The office product was the most equally distributed between acquire, hold and dispose camps. Some investors have completed their business plans, leased up the asset, and they are looking to sell. Some are ready to enter the market, and for them there are opportunities, albeit at relatively high prices (remember, we are peaking), and some are happy with the yields and want to keep the properties. “The survey results really demonstrate the confusion and uncertainty of the office market, because of the shifts in demographics, cost issues and transportation. And this sector is probably the one that will not be the first, but probably the most significant to enter the new cycle of flat growth,” added Wasserman.

The office market in the Bay Area is a fairly diverse pool of assets owned by an equally diverse group of investors, both on the urban and suburban side, and the mixed feedback corresponds with sentiments reflected in the general market—some brokers see asking rates increasing, some see them stabilizing at today’s levels, others are somewhere in between.

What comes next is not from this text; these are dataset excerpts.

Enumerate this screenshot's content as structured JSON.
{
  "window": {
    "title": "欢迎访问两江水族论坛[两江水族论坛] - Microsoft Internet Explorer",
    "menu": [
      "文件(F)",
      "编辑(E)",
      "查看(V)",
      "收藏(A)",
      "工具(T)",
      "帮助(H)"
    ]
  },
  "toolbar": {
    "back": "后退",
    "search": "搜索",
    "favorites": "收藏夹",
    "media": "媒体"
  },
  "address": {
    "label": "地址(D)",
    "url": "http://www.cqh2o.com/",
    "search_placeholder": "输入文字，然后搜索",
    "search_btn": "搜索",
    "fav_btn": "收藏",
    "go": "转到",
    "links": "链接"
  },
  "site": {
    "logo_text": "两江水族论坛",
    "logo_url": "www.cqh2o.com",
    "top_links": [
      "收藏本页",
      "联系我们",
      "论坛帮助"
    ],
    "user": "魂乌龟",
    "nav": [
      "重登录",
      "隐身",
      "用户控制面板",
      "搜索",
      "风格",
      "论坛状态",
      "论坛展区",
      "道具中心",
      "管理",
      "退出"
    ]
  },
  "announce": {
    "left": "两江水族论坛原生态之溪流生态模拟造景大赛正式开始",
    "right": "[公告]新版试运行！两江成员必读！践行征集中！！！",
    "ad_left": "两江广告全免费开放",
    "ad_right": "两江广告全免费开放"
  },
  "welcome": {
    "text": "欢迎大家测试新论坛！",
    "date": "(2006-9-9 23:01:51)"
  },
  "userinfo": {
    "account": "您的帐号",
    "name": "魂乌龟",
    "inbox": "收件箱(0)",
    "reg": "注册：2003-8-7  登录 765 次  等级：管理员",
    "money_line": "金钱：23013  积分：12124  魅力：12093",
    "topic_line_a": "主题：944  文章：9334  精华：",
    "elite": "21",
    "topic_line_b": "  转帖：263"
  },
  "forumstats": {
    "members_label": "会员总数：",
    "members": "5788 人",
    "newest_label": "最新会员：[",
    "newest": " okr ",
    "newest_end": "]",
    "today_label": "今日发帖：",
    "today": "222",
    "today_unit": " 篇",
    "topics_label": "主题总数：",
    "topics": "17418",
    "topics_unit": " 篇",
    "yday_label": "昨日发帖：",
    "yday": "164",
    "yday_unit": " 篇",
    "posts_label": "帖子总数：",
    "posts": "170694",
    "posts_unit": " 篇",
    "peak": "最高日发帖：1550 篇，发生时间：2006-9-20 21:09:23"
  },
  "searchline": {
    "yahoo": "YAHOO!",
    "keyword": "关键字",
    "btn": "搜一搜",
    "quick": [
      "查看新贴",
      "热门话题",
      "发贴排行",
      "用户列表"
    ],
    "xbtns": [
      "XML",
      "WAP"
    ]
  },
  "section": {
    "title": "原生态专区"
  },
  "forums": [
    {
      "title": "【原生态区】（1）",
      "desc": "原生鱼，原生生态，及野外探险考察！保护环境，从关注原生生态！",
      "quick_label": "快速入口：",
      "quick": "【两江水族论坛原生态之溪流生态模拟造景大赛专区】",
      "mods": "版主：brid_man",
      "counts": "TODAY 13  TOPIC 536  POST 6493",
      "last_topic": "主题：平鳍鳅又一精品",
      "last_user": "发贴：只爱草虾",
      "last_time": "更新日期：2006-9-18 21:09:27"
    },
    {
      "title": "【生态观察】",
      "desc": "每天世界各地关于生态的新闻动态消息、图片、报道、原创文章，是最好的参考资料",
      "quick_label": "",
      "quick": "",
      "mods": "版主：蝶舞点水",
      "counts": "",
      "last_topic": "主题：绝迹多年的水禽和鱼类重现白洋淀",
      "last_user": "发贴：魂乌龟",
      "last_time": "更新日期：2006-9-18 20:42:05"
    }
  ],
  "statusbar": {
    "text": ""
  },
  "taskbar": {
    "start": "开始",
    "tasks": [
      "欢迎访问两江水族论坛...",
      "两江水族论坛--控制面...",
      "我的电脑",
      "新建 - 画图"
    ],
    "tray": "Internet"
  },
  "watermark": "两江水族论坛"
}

Overall, 32.3 percent of the responders see investment in the Bay Area market increasing, about 43.4 percent see the activity at pace where it is today, and just over one fifth see it decreasing.

The responders listed interest rates, political risk, cautious optimism, fears of a decline, price and demand peaking as negative factors impacting the market. But on the flip side capital chasing a lack of other opportunities, fear of missing this long cycle and low vacancy factors in commercial office and apartments as indicators of continued interest in the region. But one thing seems certain with this survey, cap rates are predicted to go up, according to almost everyone who responded to that question, along with 87 percent of responders seeing interest rates increasing, as well.

And what may be the industry’s highest concerns? The survey shows increased construction costs having the biggest impact. The second largest concern for the industry is national politics followed by state of national economy. Naturally, these two items are closely related, and the news from Washington seems to portray more uncertainty in the remainder of the year. The next issues that the responders worry about are interest rates and what that may do to the industry as well as the region’s aversion to development.

One important aspect that was not measured by this survey is the effect of transportation on the industry and the overall economy. Wasserman concluded, “Rapid changes in transportation, both in policy and habits, will have intermediate and long term effect on the local economy and the real estate industry as a whole, as well. We have not yet tested the impact these changes may cause, but it is very likely the way the real estate industry views location and values different properties.”